Follow the Spend:

the NBA Finals were Google's biggest AI announcement

If you followed the NBA Playoffs this year, you saw it. Google was everywhere. Player partners like Luka Dončić, Stephen Curry, and Shai Gilgeous-Alexander breaking down their game through AI Mode. A sustained run of live, in-game integrations across NBC, Disney, and Prime, nudging millions of viewers to ask Google's AI instead of searching the old way. The whole run built to the Finals, the most-watched window of the basketball year.

When a company spends like that around its biggest sports partnership of the year, it is not a branding exercise; it is a signal about where Search is headed.

Here is the backdrop: AI Mode, Google's conversational, answer-first version of Search, just crossed 1 billion monthly users. At Google Marketing Live in May, Google announced it is putting ads directly inside that experience: AI-powered Shopping ads, Conversational Discovery ads, and a Business Agent that turns a static lead form into a live chat. The search interface brands have optimized against for two decades is becoming a conversation, and Google is bringing the ad inventory along with it.

Why this matters for your business

Roughly two-thirds of searches now end without a click, and in AI Mode specifically, that figure climbs past 90%. When the AI answers the question on the page, the top-of-funnel and research-stage traffic you used to capture never reaches your site. That traffic is not disappearing evenly. It is collapsing into the results page itself.

The knock-on effect shows up in your auction. As exploratory clicks dry up, paid competition concentrates on the high-intent, revenue-dense keywords that still convert. More bidders chasing fewer valuable clicks means more CPC volatility, especially in margin-sensitive categories. If your costs have felt jumpy lately, this is part of why.™

What we are doing about it

Feed and content health is now a ranking factor in disguise. Gemini writes its own explanation for why your product fits a shopper's question, and it pulls that from your feed and your site. Thin content means you do not get surfaced. This is exactly what our generative engine optimization (GEO) framework is built for: disciplined feed management plus content that gives the AI strong signals to pull from. It is the highest-return work available right now.
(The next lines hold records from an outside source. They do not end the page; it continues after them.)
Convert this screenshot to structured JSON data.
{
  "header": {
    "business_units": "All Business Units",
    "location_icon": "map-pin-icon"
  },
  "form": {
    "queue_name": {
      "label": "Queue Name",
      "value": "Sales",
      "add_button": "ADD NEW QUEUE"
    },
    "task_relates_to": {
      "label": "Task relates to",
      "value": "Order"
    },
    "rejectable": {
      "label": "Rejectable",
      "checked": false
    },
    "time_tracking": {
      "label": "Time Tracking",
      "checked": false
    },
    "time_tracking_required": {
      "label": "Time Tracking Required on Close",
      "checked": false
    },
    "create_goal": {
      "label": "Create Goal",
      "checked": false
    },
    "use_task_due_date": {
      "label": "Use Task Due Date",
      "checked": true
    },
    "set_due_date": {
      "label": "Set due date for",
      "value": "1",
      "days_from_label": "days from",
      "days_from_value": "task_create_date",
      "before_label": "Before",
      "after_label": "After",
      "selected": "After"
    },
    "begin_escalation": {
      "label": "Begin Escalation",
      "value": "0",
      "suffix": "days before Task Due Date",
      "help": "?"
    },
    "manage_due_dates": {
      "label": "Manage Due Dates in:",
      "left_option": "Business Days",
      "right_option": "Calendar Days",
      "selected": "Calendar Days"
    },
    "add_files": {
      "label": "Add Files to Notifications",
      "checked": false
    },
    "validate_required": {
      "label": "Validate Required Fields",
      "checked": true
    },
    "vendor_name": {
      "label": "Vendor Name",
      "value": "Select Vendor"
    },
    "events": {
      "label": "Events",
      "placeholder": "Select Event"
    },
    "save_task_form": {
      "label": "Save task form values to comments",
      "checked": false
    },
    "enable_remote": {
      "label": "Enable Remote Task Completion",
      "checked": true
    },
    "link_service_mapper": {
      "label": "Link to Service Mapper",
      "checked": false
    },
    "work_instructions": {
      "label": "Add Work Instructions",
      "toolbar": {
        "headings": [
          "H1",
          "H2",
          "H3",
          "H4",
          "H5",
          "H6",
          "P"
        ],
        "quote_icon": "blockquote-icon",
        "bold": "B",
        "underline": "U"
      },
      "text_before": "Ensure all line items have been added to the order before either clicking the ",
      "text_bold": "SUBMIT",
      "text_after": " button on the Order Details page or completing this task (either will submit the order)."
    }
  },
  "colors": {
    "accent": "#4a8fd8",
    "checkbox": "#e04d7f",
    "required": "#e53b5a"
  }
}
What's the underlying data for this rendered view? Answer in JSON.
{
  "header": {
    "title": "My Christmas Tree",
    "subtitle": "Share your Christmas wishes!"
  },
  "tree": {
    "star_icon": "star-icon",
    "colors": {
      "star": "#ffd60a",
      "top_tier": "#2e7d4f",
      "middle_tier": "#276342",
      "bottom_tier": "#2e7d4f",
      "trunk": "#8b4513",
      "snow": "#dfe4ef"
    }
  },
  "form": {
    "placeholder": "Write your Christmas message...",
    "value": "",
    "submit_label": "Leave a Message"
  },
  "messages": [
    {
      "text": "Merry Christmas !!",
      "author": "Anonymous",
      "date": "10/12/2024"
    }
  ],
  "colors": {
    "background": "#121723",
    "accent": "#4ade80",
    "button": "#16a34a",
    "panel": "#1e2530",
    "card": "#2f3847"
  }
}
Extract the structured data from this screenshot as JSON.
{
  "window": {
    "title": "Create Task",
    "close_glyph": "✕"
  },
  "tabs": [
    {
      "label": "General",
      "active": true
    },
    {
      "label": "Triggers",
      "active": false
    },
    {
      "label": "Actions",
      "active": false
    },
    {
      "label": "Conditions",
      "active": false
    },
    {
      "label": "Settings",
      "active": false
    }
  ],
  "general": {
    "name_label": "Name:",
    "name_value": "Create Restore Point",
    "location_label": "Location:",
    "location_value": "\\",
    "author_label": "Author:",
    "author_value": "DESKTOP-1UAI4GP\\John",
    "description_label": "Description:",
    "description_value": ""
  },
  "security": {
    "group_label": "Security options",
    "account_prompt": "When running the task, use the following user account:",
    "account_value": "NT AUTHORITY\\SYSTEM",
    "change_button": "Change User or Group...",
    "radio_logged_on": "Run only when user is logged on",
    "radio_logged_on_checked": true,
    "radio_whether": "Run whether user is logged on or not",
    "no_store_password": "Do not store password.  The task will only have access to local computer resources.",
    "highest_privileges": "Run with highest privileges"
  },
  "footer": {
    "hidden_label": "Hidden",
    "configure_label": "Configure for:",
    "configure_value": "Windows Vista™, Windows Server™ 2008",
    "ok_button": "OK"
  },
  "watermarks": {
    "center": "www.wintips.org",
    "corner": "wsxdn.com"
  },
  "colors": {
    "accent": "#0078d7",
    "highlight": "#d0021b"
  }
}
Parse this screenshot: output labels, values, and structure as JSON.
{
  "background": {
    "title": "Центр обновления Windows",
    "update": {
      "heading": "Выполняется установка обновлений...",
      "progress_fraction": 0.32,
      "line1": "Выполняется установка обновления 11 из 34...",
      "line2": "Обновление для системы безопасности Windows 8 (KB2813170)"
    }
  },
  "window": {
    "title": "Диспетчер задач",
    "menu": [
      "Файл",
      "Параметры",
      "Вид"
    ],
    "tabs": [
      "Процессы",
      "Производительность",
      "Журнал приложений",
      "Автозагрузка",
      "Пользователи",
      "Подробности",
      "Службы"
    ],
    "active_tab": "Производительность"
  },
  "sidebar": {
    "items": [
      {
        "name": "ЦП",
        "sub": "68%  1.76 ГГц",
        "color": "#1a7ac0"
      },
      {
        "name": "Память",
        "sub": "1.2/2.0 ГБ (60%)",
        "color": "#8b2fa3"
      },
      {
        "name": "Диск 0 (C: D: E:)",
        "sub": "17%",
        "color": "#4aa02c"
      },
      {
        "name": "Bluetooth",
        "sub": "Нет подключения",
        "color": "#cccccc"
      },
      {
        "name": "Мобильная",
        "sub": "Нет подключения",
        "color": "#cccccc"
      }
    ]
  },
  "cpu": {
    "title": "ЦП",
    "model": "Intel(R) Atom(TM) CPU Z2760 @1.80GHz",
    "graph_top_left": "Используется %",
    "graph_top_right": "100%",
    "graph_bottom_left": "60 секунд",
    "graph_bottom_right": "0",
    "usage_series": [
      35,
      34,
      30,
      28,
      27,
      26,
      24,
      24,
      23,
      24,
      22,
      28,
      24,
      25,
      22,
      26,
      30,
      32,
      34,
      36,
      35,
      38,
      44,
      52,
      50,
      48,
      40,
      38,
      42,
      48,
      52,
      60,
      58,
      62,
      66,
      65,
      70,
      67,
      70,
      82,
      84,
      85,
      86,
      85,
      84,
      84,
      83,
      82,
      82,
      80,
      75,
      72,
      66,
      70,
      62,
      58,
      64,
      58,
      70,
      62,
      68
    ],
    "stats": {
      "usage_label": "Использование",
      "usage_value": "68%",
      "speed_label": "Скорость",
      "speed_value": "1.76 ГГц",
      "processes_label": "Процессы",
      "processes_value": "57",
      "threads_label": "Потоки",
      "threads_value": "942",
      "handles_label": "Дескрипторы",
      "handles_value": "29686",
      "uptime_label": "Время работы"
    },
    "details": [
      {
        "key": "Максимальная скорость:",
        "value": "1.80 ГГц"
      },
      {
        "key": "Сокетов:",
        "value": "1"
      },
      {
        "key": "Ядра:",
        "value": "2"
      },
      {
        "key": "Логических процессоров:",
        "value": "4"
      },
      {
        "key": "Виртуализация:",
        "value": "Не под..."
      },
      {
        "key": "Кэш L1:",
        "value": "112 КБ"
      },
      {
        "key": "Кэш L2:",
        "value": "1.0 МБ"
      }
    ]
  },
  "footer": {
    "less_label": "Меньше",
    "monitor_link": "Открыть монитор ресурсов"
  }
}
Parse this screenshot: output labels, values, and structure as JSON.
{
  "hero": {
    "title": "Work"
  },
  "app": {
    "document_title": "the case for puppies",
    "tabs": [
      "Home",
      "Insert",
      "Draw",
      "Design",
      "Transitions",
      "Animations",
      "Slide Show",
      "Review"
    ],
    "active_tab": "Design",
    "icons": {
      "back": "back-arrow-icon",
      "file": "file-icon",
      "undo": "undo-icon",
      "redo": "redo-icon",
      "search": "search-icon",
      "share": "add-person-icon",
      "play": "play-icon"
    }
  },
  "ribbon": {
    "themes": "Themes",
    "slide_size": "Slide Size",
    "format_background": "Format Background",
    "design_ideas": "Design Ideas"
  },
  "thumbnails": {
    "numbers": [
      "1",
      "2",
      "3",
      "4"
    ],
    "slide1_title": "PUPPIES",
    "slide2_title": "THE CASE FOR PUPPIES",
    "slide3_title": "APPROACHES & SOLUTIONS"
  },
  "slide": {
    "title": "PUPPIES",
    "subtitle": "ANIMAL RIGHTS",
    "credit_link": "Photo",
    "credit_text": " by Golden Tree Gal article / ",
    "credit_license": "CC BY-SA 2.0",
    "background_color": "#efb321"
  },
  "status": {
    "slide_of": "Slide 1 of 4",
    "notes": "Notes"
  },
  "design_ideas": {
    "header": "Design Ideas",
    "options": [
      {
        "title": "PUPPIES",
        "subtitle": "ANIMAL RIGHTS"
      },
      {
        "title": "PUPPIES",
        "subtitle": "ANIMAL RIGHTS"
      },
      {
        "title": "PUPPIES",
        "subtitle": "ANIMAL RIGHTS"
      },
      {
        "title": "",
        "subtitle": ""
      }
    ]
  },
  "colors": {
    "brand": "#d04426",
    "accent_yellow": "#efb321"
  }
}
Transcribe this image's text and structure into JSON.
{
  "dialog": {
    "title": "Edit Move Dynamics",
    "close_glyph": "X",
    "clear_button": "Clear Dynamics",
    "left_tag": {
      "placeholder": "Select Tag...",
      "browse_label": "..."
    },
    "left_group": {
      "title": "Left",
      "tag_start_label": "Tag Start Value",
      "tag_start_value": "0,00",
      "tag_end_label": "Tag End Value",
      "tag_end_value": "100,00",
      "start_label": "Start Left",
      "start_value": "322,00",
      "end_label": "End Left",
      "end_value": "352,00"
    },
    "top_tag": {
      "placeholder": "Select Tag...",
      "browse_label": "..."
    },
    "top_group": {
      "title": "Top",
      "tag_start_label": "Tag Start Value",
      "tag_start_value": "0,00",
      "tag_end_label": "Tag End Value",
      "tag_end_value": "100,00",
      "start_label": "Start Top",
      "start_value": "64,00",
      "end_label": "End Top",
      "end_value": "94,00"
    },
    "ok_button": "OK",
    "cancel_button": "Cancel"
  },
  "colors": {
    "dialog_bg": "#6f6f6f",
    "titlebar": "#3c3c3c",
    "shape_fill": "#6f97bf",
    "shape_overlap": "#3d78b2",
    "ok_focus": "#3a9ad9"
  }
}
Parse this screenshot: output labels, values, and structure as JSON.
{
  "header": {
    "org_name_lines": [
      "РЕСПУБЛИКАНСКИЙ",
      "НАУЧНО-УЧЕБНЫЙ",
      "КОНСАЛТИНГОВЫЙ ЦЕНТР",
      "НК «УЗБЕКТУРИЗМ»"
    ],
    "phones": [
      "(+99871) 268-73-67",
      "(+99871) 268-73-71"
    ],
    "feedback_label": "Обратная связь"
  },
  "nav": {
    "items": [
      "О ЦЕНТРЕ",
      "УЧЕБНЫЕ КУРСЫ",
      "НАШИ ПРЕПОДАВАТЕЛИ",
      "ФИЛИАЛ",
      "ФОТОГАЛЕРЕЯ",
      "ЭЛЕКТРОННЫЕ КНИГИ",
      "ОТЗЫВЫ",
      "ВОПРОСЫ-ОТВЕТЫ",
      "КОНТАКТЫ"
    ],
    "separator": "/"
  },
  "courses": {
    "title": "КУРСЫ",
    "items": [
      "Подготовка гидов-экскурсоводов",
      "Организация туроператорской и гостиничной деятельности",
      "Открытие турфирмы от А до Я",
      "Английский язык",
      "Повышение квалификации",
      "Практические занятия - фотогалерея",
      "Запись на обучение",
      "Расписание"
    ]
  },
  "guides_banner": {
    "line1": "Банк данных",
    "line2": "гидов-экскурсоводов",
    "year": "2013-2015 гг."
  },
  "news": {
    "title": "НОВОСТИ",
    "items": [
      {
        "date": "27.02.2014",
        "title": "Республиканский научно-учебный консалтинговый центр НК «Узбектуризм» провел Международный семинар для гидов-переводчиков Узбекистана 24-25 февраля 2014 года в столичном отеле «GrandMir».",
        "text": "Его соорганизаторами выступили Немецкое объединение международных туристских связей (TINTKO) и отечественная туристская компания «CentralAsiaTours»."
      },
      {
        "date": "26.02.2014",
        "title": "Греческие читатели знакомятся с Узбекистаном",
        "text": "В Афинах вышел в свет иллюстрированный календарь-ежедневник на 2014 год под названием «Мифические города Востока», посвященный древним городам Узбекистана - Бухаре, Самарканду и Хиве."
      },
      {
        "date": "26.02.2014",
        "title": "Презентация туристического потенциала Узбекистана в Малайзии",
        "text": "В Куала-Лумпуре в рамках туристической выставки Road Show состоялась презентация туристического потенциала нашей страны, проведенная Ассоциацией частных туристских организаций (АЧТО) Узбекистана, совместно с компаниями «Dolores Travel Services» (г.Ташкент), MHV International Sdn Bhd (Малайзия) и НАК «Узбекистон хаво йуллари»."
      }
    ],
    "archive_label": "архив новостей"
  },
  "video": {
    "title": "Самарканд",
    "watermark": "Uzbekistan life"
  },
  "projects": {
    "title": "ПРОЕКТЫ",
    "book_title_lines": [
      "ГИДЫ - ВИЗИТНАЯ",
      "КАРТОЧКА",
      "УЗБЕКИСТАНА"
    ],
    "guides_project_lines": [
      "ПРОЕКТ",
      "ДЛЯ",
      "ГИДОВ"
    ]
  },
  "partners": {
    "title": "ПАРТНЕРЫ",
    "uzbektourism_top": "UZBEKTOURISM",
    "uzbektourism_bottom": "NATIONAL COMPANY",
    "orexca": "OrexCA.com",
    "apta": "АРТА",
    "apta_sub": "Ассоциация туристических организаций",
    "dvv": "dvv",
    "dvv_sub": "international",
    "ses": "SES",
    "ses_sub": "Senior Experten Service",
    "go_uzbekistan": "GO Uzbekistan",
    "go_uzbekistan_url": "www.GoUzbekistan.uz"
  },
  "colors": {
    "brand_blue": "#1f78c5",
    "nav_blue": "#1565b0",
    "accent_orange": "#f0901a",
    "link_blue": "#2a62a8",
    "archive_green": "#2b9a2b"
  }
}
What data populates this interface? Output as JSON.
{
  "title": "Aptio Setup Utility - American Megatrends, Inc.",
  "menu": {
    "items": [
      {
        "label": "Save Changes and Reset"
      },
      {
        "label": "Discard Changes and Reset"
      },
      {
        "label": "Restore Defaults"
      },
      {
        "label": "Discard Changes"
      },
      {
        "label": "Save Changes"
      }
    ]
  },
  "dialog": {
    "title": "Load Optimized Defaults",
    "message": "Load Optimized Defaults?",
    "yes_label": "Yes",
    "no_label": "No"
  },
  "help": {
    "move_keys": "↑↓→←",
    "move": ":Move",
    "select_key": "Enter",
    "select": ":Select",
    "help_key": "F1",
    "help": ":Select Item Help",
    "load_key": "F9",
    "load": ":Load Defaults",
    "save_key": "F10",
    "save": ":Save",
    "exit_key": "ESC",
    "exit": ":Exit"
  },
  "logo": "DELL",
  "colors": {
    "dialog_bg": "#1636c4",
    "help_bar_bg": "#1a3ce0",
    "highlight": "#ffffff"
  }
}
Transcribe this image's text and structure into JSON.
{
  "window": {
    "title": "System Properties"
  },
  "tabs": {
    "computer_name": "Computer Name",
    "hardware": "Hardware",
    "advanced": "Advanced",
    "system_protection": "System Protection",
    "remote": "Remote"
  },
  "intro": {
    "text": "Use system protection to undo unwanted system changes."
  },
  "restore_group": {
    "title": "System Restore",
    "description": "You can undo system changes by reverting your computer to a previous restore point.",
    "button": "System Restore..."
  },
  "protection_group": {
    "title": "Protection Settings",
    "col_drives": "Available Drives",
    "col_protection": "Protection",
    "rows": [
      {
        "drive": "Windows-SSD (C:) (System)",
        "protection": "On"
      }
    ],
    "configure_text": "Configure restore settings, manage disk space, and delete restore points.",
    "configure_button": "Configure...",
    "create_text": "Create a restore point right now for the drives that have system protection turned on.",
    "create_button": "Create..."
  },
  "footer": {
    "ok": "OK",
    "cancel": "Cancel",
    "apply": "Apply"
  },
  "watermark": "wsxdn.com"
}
The high-intent keywords that still drive revenue need tighter management, not autopilot. That is where the volatility lives, and where a few points of efficiency compound fast.

We are also preparing for the new AI Mode formats now. They are rolling out in stages. We run a structured testing framework for new inventory sources, so when a placement opens, we move in early with clean data and creative instead of scrambling after the fact. Getting into a new placement before the auction gets crowded is one of the few remaining structural advantages in paid search. Google is building this in real time, and so is every buyer. What sets our position apart is that we are not starting from theory. We have a growing body of learnings from live client data across verticals, and the approach we bring to clients is grounded in what is actually moving performance, not what should move it on paper. The direction is set, and a Finals-sized ad budget removes any remaining doubt about how committed Google is.

The value of a search program is shifting away from keyword management and toward staying ahead of where traffic is going. That is the conversation worth having now, before the formats are fully baked and the early-mover advantage closes.